После это разговор потек вяло, но несмотря на это, мы умудрились просидеть на свежем воздухе рядом друг с другом не менее пары часов. За это время по-прежнему находившееся у меня в руках дитя успело проснуться пару раз и выдавить из себя небольшое количество мало напоминавших плач нечленораздельных звуков, но до какофонии не дошло.
— Ну что, я, пожалуй пойду, — сказал я, чувствуя, что устал сидеть, а затем поднялся.
— Да, да. — ответил Ливий, и я заметил, что вид у него такой, будто он к чему-то усердно прислушивается.
— А ты продолжать пойдешь? — осведомился я, подразумевая не докопанную могилу.
— Непременно, только сначала узнаю, чего они хотят. — вымолвил могильщик и направил руку в каком-то направлении. Я подумал, что он опять говорит о трупах как о живых, но машинально все равно посмотрел в ту сторону, куда указывала его ладонь.
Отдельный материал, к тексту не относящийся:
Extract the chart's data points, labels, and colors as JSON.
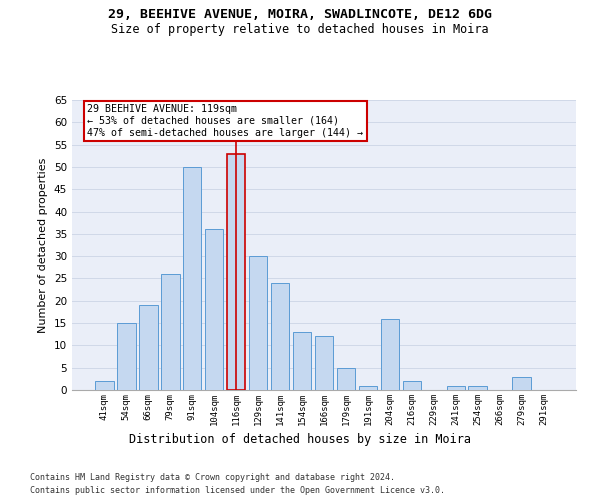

И там действительно кипела жизнь — не менее дюжины полицейских автомобилей один за одним парковались у главного входа в кладбище. Когда последние еще окончательно не остановились, из первых уже вылезали клоны, один уже даже открывал калитку.
Ужас овладел мной, и я, будучи целиком и полностью скован им, не двигался с места несколько секунд, затем же, совершив над собой многого стоившее усилие, развернулся и побежал. Ноги несли меня в направлении, подразумевавшем возможность отдалиться от преследователей.
Ни разу не оглянувшись и крепко вцепившись в сверток, в котором хранилось начавшее верезжать чадо, я достиг ограды, представлявшей собой барьер в половину моего роста. В момент преодоления последней мой взгляд был обращен в сторону гнавшихся за мной. Трое из них были совсем близко, на расстоянии не более тридцати метров. В руках они держали рукояти пистолетов, а их раскрасневшиеся лица были невозмутимы.
Когда я уже отвернулся и продолжил бегство, кто-то из этой тройки крикнул «Остановитесь!». Через пару мгновений за спиной моей раздались выстрелы, а над головой засвистели пули.
Вот он рядом, лес! Сейчас это сборище деревьев и трав является шансом на спасение. Добежать бы и не испустить при этом дух. Вдруг я чувствую легкий толчок в левую руку, и думаю, что в меня попали, однако боли никакой не ощущаю. Наверное, адреналин в крови заглушает сигналы нервов, пытающихся рапортовать в мозг, что нарушена целостность организма.
Непрерывный бег длился не менее пятнадцати минут. Выстрелы сначала становились менее громкими, а потом и вовсе перестали быть различимыми вместе с редкими окликами клонов. Сильно устав, я в изнеможении сел на землю, и стал смотреть на окровавленную руку и окровавленную простыню, укутывавшую младенца. Странно, даже сейчас нет ни малейшего намека на боль, хотя, казалось бы, такое количество темно красной жидкости должно говорить о серьезном ранении. Ну да ладно.